M.Maurice Charretier rappelle à M. le secrétaire d'Etat aux rapatriés que l'article 44 de la seconde loi de finances rectificative pour 1986 (L. 86-1318 du 30 décembre 1986) a mis en place un dispositif devant permettre la remise intégrale des dettes des rapatriés. Pourtant cet objectif ne pourra être totalement atteint que si sont arrêtées des mesures tendant à étendre la remise des dettes aux ouvertures de crédit en compte, lorsqu'elles ont servi à financer des immobilisations liées directement à l'exploitation courante de l'entreprise, à reporter également la date butoir de la remise, pour la faire coïncider avec celle prévue par les dispositions nouvelles relatives à la consolidation.

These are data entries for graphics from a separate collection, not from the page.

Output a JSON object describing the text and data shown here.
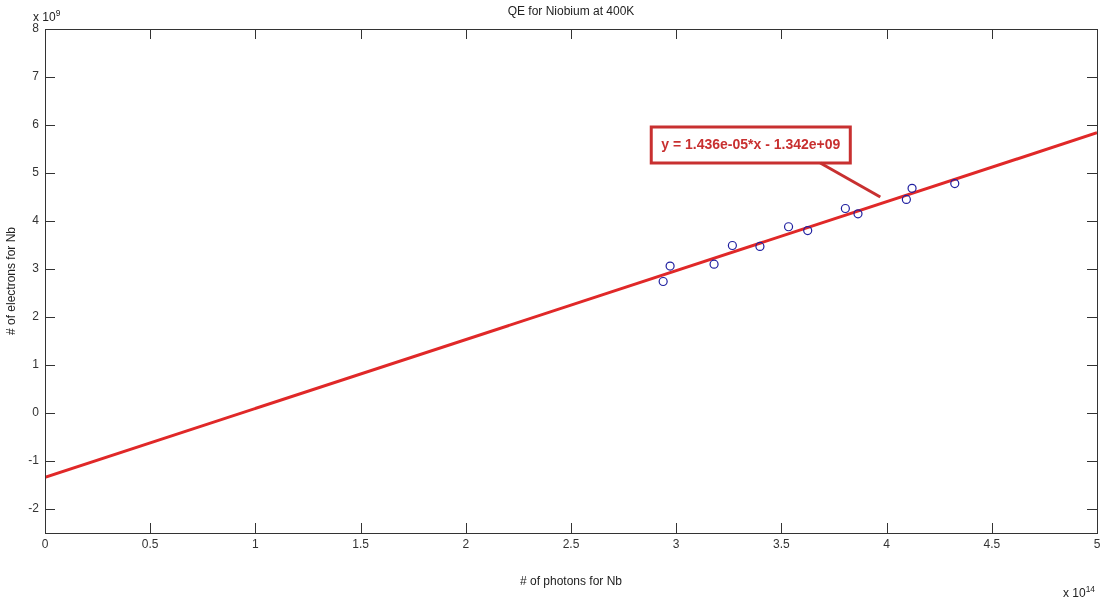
{
  "chart_data": {
    "type": "scatter",
    "title": "QE for Niobium at 400K",
    "xlabel": "# of photons for Nb",
    "ylabel": "# of electrons for Nb",
    "series": [
      {
        "color": "#2020a0",
        "marker": "circle",
        "x": [
          2.938,
          2.971,
          3.18,
          3.267,
          3.398,
          3.534,
          3.625,
          3.804,
          3.864,
          4.094,
          4.121,
          4.324
        ],
        "values": [
          2.74,
          3.06,
          3.1,
          3.49,
          3.47,
          3.88,
          3.8,
          4.26,
          4.15,
          4.45,
          4.68,
          4.78
        ]
      },
      {
        "type": "line",
        "color": "#e02828",
        "marker": "none",
        "line_style": "solid",
        "x": [
          0,
          5
        ],
        "values": [
          -1.342,
          5.838
        ]
      }
    ],
    "xlim": [
      0,
      5
    ],
    "xticks": [
      0,
      0.5,
      1,
      1.5,
      2,
      2.5,
      3,
      3.5,
      4,
      4.5,
      5
    ],
    "ylim": [
      -2.5,
      8
    ],
    "yticks": [
      -2,
      -1,
      0,
      1,
      2,
      3,
      4,
      5,
      6,
      7,
      8
    ],
    "grid": false,
    "legend": false,
    "annotations": [
      "x 10$^{9}$",
      "x 10$^{14}$",
      {
        "text": "y = 1.436e-05*x - 1.342e+09",
        "x": 3.97,
        "y": 4.5
      }
    ]
  }
}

De plus, par dérogation à l'article 1er de la loi du 15 juillet 1970, les personnes de nationalité française, ayants droit en qualité de fils d'étrangers propriétaires en Algérie, dépossédés de leurs biens, puis décédés après leur retour en France, devraient pouvoir bénéficier d'un droit à l'indemnisation. Aussi, il lui demande si des mesures doivent être prochainement prises en ce sens.



Réponse du ministère : Rapatriés

publiée dans le JO Sénat du 30/07/1987 - page 1198

Réponse. -L'article 44 de la loi de finances rectificative pour 1986 repose sur une mesure d'ordre général particulièrement généreuse, qui vise à remettre en capital, intérêts et frais, l'ensemble des sommes restant dues au titre des prêts accordés aux rapatriés avant le 31 mai 1981 par des établissements de crédit ayant passé une convention avec l'Etat. Il aurait été difficile d'étendre le mécanisme de la remise aux ouvertures en comptes courants car il aurait fallu, à l'occasion de l'examen de chaque dossier, établir avec précision la concomitance entre l'octroi du prêt et l'investissement réalisé. En revanche, l'honorable parlementaire peut être rassuré, quant au report de la date au-delà de laquelle les prêts ne seraient plus rémissibles. Sensible aux arguments développés par de nombreux parlementaires, et notamment par le rapporteur de la commission des finances de la Haute Assemblée sur le projet de loi relatif au règlement de l'indemnisation des rapa triés, le Gouvernement a déposé un amendement, accepté par le Parlement, qui précise que les dettes contractées entre le 31 mai 1981 et le 31 décembre 1985 sont également remises, sous réserve, pour les prêts complémentaires, qu'ils aient été accordés moins de dix ans après l'octroi du prêt principal de réinstallation. S'agissant du problème soulevé par la situation des enfants français d'étrangers, il convient de rappeler à l'honorable parlementaire que la règle générale édictée par l'article 2-3° de la loi n° 70-632 du 15 juillet 1970 est de n'ouvrir le bénéfice du droit à indemnisation institué par ce texte qu'aux personnes qui étaient de nationalité française au 1er janvier 1970 ou l'ont acquise, au terme d'une procédure engagée avant cette date. Il s'ensuit qu'à leur décès, les rapatriés qui ne remplissaient pas cette condition n'ont pu transmettre à leurs enfants, même si ceux-ci étaient français de naissance, un droit à l'indemnisation. L'article 2-3° de la loi du 15 juillet 1970 a toutefois prévu une exception à la règle de non-indemnisation des étrangers, qui s'adresse à ceux qui, parmi eux, ont rendu des services exceptionnels à la France et qui se sont établis sur le territoire français.